Riscos da Sociedade Irregular (Sociedade de Fato) e como atenuá-los

No ecossistema das startups, é muito comum que não se ultrapasse a fase da ideação. Por conta disso, muitas vezes, os empreendedores unem-se, desenvolvem a ideia e um MVP (Minimum Viable Product1), colocam o seu projeto à prova, mas, por não terem um retorno do mercado, optam por pivotar ou, até, simplesmente abandonar o projeto.

Ocorre que, além desse cenário acima, é possível que a startup passe rápido pelo early stage2 e acabe crescendo sem conseguir parar e se estruturar. Isso implica, muitas vezes, firmar contratos com clientes, parceiros, fornecedores e colaboradores, mesmo sem ter se formalizado ainda; ou seja, sem a prévia constituição de uma pessoa jurídica. Esse caminho pode trazer grandes dores de cabeça para os empreendedores, porque fará com que haja uma confusão entre a personalidade dos sócios e da sociedade, a qual, embora já exista na prática, não existe formalmente e, portanto, não detém personalidade própria.

A afirmação de que uma sociedade não possui personalidade própria é desdobramento da seguinte situação: sociedades empresárias são abstrações; elas não existem fisicamente.
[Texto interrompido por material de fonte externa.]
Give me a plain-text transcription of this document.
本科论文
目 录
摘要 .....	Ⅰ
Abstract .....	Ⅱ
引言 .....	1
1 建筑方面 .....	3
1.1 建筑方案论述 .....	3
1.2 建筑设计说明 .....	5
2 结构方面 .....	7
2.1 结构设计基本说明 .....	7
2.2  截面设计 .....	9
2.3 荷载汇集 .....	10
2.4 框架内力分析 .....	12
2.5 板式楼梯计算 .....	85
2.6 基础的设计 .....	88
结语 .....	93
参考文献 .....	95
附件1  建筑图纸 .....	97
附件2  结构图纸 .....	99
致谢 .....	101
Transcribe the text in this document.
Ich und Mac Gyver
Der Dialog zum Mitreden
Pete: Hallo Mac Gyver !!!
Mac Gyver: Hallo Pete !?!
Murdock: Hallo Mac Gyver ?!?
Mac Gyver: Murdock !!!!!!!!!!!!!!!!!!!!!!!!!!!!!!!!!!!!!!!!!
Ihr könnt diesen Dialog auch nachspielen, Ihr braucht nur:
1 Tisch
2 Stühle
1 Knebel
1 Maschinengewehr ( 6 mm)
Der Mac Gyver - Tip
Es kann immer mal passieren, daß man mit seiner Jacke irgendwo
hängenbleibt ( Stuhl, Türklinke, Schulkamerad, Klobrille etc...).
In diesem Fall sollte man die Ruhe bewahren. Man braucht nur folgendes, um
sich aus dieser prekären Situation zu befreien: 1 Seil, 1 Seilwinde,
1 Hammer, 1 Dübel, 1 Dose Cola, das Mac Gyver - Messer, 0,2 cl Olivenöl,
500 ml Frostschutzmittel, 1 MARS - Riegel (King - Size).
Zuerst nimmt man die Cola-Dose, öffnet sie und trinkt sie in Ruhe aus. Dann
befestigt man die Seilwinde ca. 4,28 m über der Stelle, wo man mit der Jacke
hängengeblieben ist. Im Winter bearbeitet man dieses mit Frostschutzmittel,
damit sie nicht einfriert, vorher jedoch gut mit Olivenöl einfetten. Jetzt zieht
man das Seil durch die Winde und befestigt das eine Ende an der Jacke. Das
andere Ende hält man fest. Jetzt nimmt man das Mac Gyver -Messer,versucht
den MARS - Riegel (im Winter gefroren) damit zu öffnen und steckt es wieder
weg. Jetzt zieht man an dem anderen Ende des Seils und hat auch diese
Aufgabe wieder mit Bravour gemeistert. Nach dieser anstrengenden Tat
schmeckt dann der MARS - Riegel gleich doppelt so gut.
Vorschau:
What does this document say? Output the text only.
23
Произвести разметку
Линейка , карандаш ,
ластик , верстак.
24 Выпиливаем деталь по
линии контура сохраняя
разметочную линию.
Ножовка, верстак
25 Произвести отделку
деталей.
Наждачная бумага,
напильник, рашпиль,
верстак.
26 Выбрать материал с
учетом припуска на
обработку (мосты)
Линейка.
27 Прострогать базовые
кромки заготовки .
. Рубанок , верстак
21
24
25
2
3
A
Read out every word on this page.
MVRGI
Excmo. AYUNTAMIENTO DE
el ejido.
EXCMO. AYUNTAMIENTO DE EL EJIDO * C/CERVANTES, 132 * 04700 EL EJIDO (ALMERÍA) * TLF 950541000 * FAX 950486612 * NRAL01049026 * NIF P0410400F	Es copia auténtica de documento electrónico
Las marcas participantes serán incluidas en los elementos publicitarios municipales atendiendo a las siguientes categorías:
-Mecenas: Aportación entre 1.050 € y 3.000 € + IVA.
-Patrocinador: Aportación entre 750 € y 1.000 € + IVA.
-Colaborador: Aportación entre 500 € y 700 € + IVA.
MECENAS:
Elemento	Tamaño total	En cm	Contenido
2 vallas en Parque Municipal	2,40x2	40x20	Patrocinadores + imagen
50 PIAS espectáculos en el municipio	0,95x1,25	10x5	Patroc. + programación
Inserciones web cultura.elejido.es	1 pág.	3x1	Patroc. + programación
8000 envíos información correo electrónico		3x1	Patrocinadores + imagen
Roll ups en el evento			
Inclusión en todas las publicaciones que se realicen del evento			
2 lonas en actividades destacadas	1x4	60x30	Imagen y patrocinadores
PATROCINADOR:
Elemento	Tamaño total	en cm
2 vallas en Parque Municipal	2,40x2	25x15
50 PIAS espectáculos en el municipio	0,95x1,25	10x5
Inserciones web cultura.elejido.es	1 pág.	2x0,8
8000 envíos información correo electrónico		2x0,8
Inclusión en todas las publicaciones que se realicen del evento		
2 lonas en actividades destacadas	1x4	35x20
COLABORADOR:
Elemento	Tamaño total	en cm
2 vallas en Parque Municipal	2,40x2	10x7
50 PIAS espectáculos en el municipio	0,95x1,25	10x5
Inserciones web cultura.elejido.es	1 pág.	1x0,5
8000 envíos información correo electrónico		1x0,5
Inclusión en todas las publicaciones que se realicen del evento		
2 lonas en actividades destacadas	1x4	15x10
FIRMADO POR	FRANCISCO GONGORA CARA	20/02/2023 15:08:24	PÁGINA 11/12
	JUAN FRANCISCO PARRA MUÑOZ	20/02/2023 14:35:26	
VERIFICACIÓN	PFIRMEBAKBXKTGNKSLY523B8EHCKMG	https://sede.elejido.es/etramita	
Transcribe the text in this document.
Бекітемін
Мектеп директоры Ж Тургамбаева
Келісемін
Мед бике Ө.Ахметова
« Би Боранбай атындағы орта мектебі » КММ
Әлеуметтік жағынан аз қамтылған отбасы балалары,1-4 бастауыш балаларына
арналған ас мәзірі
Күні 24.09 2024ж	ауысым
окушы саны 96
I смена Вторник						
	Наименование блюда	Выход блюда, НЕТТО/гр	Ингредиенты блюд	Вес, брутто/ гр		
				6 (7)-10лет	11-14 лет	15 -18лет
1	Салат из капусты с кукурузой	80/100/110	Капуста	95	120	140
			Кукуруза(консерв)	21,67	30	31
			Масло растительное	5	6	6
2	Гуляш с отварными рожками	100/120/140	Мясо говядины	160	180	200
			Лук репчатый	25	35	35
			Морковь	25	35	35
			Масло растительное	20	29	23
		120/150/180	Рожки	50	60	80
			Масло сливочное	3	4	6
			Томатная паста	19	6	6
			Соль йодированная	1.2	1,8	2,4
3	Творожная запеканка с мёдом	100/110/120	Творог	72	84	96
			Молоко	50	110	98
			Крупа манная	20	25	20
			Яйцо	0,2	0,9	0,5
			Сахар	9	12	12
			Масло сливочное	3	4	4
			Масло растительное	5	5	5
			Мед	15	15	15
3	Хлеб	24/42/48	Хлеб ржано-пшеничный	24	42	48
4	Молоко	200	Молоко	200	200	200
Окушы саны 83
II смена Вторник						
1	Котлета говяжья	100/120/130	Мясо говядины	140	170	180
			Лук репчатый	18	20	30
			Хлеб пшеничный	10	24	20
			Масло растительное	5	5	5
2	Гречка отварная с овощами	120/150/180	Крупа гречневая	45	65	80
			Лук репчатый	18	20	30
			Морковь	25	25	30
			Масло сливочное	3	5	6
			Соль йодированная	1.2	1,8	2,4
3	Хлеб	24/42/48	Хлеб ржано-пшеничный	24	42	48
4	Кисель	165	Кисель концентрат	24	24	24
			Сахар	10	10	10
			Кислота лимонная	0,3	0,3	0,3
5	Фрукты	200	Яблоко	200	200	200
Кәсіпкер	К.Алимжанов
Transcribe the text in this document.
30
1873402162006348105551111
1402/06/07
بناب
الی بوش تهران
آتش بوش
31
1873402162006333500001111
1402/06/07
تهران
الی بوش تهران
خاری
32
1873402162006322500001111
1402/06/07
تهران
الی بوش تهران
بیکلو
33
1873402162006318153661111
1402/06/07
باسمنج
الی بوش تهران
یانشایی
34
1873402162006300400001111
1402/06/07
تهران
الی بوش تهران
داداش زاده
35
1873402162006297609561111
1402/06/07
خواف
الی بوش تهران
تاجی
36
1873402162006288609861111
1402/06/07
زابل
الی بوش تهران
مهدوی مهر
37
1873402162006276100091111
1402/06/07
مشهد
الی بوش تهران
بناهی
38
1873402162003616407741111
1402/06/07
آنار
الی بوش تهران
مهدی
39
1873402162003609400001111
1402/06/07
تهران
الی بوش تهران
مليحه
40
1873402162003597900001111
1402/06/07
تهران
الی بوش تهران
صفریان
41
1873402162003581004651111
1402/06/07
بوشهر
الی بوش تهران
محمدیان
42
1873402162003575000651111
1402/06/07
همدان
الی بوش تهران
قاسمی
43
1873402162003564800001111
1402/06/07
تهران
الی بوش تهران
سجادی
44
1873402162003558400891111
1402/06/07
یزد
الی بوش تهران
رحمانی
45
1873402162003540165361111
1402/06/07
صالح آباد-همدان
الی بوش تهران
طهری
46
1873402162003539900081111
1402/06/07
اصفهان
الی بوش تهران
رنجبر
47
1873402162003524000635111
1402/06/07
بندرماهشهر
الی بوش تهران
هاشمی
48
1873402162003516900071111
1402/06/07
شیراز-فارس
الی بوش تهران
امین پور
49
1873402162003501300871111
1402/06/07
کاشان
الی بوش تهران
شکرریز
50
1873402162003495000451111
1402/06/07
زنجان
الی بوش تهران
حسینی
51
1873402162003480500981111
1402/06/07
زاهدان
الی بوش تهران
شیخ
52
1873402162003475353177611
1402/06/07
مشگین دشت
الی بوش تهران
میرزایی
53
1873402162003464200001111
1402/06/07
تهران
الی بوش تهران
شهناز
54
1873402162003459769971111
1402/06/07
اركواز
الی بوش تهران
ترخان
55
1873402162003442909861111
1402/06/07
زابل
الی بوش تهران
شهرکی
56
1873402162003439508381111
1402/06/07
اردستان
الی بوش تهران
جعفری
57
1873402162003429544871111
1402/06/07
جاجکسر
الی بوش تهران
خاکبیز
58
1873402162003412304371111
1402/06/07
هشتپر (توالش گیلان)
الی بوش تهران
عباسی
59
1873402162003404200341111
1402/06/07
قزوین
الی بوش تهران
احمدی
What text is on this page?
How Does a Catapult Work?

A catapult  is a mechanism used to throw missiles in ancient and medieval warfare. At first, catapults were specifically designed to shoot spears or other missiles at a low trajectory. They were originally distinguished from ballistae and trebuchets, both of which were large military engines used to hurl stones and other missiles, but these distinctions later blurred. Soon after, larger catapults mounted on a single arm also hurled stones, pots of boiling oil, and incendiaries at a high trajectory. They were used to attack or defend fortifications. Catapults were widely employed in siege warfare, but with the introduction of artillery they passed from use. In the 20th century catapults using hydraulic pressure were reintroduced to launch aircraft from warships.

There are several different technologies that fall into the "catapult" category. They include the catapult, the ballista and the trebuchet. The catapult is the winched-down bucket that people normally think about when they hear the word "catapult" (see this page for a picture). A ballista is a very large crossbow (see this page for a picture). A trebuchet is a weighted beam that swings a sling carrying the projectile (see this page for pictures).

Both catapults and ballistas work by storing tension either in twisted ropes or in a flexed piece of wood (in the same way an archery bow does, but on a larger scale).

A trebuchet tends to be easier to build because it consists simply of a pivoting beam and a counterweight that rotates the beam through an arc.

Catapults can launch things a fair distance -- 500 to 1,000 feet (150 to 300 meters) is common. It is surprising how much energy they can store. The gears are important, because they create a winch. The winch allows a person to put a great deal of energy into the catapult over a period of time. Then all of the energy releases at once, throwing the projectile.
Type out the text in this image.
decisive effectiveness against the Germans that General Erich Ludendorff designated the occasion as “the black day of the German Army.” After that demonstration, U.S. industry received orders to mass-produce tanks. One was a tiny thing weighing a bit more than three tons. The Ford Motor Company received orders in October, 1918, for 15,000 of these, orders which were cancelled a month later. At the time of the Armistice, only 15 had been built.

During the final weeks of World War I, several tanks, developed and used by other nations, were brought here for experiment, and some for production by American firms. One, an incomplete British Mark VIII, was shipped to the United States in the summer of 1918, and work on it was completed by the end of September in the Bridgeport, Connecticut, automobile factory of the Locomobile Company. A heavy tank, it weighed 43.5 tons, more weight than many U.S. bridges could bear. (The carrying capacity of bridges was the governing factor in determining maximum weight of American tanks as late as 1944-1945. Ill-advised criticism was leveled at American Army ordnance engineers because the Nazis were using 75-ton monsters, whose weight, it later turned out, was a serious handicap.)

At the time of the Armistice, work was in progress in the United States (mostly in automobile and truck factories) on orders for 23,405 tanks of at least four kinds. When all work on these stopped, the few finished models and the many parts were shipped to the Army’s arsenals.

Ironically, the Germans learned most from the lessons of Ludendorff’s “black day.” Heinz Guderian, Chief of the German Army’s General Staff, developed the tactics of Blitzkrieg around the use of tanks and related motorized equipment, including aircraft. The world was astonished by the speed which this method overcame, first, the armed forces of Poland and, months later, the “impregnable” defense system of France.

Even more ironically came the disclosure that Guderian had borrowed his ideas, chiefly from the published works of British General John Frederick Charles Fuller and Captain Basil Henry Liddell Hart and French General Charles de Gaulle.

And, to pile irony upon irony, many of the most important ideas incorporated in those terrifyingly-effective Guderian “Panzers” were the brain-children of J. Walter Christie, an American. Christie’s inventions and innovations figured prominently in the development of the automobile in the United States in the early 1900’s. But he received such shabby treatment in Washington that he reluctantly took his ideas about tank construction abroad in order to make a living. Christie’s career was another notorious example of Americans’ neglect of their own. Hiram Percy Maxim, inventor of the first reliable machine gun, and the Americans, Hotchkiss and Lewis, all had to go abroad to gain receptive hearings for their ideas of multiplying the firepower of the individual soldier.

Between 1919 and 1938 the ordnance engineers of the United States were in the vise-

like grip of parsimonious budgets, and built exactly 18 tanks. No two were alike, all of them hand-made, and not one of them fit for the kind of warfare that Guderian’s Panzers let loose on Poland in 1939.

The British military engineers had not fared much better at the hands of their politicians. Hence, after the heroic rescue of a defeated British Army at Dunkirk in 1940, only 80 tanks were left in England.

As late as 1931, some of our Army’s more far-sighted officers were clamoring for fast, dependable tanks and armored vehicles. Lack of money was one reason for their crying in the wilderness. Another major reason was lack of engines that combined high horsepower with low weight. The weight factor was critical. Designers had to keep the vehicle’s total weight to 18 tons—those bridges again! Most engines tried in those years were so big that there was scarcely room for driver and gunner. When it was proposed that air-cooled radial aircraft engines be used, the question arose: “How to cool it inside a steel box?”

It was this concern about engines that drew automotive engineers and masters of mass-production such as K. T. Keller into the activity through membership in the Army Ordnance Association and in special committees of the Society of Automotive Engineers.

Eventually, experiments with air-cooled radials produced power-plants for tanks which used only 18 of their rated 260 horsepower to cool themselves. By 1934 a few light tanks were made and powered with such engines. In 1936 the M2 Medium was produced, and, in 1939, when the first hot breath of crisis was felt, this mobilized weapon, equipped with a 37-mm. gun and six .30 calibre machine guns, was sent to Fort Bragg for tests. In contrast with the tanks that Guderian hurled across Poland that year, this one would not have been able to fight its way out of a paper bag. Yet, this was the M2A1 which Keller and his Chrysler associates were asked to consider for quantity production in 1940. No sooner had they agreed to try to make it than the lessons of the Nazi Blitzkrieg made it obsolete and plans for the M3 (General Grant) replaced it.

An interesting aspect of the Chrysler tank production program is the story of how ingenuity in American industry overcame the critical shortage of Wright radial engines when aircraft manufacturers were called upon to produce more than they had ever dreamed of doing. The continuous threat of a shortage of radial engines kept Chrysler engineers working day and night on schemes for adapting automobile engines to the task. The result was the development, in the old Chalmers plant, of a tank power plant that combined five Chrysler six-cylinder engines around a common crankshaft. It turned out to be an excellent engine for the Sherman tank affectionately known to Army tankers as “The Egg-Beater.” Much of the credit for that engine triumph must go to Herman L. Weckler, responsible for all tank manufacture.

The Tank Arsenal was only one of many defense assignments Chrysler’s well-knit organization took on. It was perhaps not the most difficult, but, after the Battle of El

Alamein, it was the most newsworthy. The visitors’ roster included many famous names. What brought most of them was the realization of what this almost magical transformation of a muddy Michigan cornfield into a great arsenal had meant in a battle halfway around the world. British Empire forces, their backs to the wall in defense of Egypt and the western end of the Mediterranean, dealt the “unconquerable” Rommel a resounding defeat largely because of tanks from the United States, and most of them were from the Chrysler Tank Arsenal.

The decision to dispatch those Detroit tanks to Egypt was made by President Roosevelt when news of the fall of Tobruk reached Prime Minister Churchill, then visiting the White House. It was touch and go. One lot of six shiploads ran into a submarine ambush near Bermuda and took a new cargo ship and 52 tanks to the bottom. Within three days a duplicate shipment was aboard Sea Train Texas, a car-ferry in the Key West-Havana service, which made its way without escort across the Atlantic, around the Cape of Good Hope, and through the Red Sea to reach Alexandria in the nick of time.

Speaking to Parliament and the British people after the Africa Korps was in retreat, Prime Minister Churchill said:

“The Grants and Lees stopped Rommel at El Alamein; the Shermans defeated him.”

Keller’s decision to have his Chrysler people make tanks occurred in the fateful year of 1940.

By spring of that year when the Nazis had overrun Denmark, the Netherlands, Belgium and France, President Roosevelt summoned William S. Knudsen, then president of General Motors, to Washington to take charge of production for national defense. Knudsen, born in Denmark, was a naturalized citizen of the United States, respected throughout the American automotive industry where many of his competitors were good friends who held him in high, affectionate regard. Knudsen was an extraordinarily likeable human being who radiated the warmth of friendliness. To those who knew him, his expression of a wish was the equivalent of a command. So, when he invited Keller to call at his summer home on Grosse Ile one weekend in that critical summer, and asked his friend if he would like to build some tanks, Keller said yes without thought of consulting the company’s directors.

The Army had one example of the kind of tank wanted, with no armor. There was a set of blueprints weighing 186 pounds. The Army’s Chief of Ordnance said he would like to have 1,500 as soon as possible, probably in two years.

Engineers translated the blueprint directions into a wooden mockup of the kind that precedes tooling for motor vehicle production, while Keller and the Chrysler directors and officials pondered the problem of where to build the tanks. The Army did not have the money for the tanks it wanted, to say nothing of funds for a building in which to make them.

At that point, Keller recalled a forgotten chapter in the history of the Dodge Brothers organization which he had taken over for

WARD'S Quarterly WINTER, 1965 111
Ninguém pode tocar, abraçar, conversar com uma startup ou uma sociedade empresária tradicional; isso é sempre feito por intermédio de seus represantes (pessoas naturais). Por sua vez, as pessoas naturais (físicas) são diferentes nesse aspecto; o seu nascimento ocorre no plano fático, são atestadas pelo médico responsável pelo parto (“nascimento com vida”3) e tal documento será usado como base para o registro do nascimento da pessoa. Esse registro, por sua vez, conterá, como data de nascimento, o dia do parto, e não o do registro.

Com as sociedades empresárias, é diferente. Por elas serem uma abstração, o dia do seu “nascimento” é o dia do registro dos seus atos constitutivos. No caso das sociedades limitadas (formatação mais simples e econômica e, por isso, adotada pela imensa maioria das startups), ela passa a ter personalidade jurídica própria (distinta dos seus sócios), a partir do registro do contrato social na Junta Comercial do Estado da sua sede.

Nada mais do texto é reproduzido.